You've done all the excellent documentation to allow me to do this with the api, I just have to get in-gear to do it.

But if you have any unreleased interactive chafa code, (c or python) i'd like to see it and not duplicate work.

Unfortunately I don't have anything finished yet, but I'm slowly working towards an interactive mode in Chafa (adding support code to the library, and soon an event loop). When that's done it would be possible to make such an application work in the terminal. I can't say how long it will take (day job will take up most of my energy), but 2-3 months maybe.

Making an app with a GUI (e.g. with GTK) would be possible right now, but then you'd have to code a graphical character cell grid widget to display the art.

By the way, @GuardKenzie is working on Python bindings at https://chafapy.mage.black/ -- an amazing effort. So if Python's your jam, there you go.

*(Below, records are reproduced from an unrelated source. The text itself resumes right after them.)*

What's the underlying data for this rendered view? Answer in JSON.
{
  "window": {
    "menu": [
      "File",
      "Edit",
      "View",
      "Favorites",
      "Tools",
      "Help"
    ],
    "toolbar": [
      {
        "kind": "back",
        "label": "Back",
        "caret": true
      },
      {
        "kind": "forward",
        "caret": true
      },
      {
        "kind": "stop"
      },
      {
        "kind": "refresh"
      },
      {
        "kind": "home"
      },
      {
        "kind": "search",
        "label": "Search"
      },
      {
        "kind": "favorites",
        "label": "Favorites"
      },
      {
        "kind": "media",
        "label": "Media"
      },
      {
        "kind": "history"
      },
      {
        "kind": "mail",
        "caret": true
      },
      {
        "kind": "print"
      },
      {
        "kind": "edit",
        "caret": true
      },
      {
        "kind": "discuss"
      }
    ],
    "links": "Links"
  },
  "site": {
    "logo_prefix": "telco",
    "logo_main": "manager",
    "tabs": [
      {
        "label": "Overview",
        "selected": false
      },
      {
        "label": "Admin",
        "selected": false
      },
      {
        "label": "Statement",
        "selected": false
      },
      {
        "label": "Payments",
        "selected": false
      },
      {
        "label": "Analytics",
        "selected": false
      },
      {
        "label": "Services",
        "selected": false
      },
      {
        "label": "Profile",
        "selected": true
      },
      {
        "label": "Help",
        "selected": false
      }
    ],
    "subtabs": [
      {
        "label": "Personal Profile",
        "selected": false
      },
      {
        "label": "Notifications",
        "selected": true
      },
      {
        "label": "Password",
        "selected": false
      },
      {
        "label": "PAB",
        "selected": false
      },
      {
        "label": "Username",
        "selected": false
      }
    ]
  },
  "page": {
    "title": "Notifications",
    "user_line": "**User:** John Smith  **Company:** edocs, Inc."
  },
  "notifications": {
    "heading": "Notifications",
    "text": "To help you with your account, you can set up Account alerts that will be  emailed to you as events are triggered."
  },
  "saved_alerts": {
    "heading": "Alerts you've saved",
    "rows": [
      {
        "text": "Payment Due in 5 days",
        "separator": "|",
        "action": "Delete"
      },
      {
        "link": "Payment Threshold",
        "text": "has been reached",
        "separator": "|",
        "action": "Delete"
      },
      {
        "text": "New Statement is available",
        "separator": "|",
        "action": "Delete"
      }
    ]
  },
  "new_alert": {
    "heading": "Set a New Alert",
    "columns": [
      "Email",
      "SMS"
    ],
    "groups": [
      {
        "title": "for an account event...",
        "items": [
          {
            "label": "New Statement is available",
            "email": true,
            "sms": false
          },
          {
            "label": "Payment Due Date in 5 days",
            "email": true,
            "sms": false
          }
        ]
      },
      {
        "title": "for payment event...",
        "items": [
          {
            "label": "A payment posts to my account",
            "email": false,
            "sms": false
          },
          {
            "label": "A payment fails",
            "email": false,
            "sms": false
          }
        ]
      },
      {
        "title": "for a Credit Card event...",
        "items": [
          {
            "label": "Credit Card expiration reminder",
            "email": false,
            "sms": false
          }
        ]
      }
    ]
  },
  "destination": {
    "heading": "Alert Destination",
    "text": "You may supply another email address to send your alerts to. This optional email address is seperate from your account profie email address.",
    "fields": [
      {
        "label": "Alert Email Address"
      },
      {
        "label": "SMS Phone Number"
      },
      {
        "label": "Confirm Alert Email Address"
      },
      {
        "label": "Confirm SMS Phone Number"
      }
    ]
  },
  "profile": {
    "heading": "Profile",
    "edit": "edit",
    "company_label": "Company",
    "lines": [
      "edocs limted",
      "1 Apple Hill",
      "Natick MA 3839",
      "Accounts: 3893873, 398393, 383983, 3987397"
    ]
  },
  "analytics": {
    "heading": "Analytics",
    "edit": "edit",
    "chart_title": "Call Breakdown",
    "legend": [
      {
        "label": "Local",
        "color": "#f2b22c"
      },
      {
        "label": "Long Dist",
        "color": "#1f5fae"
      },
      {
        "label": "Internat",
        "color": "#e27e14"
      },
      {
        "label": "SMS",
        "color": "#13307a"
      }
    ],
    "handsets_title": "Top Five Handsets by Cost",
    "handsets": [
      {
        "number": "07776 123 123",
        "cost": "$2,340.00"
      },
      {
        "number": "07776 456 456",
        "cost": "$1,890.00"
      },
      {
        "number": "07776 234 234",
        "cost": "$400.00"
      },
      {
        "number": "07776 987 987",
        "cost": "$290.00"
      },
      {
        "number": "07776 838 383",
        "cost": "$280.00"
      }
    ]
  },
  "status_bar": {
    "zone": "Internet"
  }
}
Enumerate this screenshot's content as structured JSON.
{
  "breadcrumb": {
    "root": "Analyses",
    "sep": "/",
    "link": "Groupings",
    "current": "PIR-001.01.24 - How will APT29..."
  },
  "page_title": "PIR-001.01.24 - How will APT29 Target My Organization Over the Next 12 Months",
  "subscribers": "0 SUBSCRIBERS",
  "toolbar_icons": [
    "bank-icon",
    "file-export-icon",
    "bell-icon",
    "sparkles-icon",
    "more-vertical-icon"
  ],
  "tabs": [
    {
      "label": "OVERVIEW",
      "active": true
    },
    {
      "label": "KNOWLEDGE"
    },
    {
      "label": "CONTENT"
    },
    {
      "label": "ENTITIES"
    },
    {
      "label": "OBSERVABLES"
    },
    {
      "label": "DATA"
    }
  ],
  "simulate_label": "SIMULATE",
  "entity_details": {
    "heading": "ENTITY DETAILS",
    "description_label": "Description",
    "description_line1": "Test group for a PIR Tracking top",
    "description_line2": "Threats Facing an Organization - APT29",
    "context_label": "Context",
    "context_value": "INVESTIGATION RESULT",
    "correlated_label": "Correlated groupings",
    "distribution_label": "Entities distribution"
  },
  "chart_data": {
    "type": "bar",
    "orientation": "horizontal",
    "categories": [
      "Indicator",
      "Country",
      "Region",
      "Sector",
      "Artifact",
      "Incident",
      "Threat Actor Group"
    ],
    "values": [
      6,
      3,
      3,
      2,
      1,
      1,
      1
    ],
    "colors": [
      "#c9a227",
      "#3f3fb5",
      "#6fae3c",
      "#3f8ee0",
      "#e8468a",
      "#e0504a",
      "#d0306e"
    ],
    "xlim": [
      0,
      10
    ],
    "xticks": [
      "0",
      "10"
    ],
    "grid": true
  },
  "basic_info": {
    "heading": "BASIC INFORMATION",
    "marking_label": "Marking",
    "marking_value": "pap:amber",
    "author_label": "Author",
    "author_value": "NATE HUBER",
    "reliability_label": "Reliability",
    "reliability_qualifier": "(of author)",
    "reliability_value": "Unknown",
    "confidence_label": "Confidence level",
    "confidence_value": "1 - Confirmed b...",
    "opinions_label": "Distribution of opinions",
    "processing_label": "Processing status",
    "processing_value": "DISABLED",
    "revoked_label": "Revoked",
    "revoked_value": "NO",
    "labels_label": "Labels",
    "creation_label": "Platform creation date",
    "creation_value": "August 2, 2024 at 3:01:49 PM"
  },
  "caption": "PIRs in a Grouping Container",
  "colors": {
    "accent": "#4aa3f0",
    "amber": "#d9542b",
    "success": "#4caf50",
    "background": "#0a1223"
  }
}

Thanks hpjansson, you're great.

Thanks, it means a lot!

clort81 commented 1 year ago

I've thought about this, and even explored a mode that would automatically try different offsets of each cell to minimize local error, but the result wasn't great because

I was thinking about this but a pixel-counting PSNR wouldn't be a good test. Is there something that is a good juge of human-subjective image quality, that pays attention to important details like eyes, hands, etc but doesn't care so much about exact placement, or colors?

cdluminate commented 1 year ago

I've thought about this, and even explored a mode that would automatically try different offsets of each cell to minimize local error, but the result wasn't great because

I was thinking about this but a pixel-counting PSNR wouldn't be a good test. Is there something that is a good juge of human-subjective image quality, that pays attention to important details like eyes, hands, etc but doesn't care so much about exact placement, or colors?

Unfortunately "a good judge of human-subjective image quality" is a very cutting-edge research area. Even the state-of-the-art deep generative models are still using metrics like PSNR, SSIM, FID, etc., to measure image quality, while all of them suffer from some kind of misalignment to human perception. I'd say, at the current stage, the best metric to decide image quality is still human.

hpjansson commented 1 year ago

This is very interesting to me. I've been discussing the high end of character art synthesis with a few people over the years and have amassed a huge link folder and some vague ideas of my own. A couple of things:

I've kept Chafa simple because as @cdluminate says, this is an active research area and I don't want to implement something that may turn out to be impractical, hard to maintain or a technological dead end. Also, plenty of simpler things that need doing!

There are probably things that can be done with transforms, filtering and decomposition, e.g. to detect dots, circles and other kinds of shapes that may be well represented by some character but would not match the literal pixel matrix (due to e.g. misalignment, aspect, scale). @csdvrx had some very interesting thoughts on this; she brought up the Hough transform, band-pass filtering and many other things in a conversation we had. This would be cheap computationally, but would require some experimentation before arriving on a fruitful approach that can be implemented.

As far as I know, this is still the state of the art: It's a character art CNN. However, it is laser focused on Shift-JIS with a variable-width font (12pt MS Gothic, an old MS Windows default). I think a similar approach could work for fixed-width fonts and colors, but it would be harder to find or generate training material for this, since color adds complexity and you'd want it to work on things that aren't just line art. Also, a CNN model would be too large to ship with Chafa (likely hundreds of megabytes).

I have a vague, unexplored idea that an statistical approach trained on ANSI art, where you count the occurrences of particular characters in the immediate neighborhood of each other (i.e. 8 surrounding characters of each character type) could yield a suitably small model that could work as a correction factor by applying the counts as weights after the initial matrix pass. That means a character that "lost" the matrix pass could be nudged into a winning position due to its context. For instance, if there are horizontal line characters to the left and right of it, a horizontal line character may get extra weighting because unbroken lines are favored by the training data. I did some back-of-the-envelope calculations and think that with trimming and compression the model might be kept under 5MB.

This would be a lot of fun to explore further, if only there were time :-)